Phishing is a form of 'social engineering'. This means that it isn't just computer code that attacks your computer. This is when someone tries to trick you into compromising your own privacy. As we know, con games have been used for centuries, this is just a case of using a con to get you to give up electronic keys or private information instead of actual cash or property.
There is now news that similar attacks were launched against several large businesses, Hotmail and Yahoo! Mail users. Trendlabs explained in a threat report that web-based mail servers were targeted and hackers used vulnerabilities to gain access to passwords even without getting user input, such as in the case of Hotmail just by previewing the email a user was vulnerable.
The attacks are getting more sophisticated, and the bad guys are adapting to the defenses thrown up to defend users.

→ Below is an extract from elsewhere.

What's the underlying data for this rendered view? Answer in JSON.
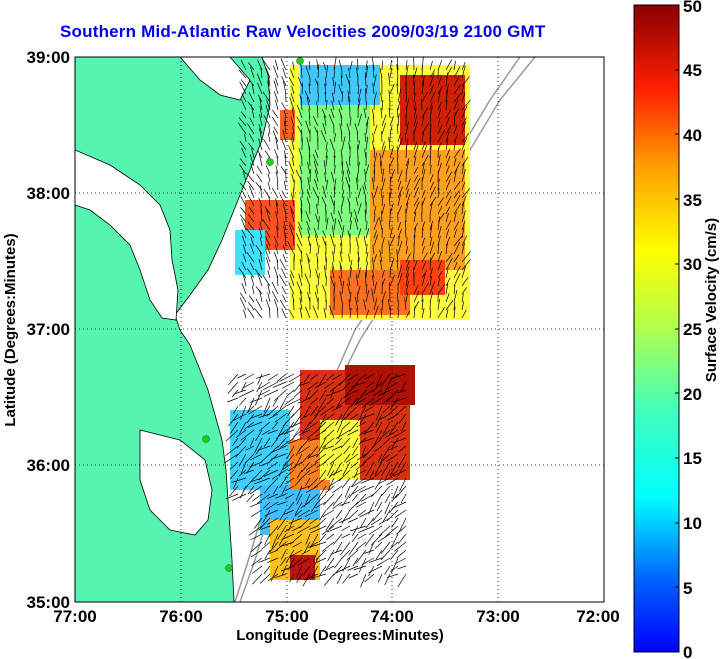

There are still things you can do to outsmart a phisher or spear phisher. The best defense is to read suspiciously. Even in our region where we are used to jargon, acronymns and stilted bureaucratic speech, the paragraph above appears to be 'phishy'.
Look again at the quoted text above. It is like they randomized the language from a couple of memos, which in fact may have been what they have done. Or they could have used a program like Google translate to attempt to recreate inside the beltway English. Whatever the tools used, it doesn't sound right. If you get an email that looks 'off' don't take it at face value. Maybe shoot a separate email to 'Mike' asking if he was working on a joint statement for State, or pick up the phone to ask the same.
You should also follow basic security steps like keeping your software updated and having anti-virus software installed and updated. If you get an email like this at work, have your IT department take a look at it. If you do find yourself falling for the bait and clicking on a malicious link, get suspicious if they ask for your password or other private information. Close your browser and run a virus scan and be aware if unusual things start to happen with your computer. If your password has been disclosed to a third party, change it on other sites but first make sure that your computer has been scanned and any malware or virus removed.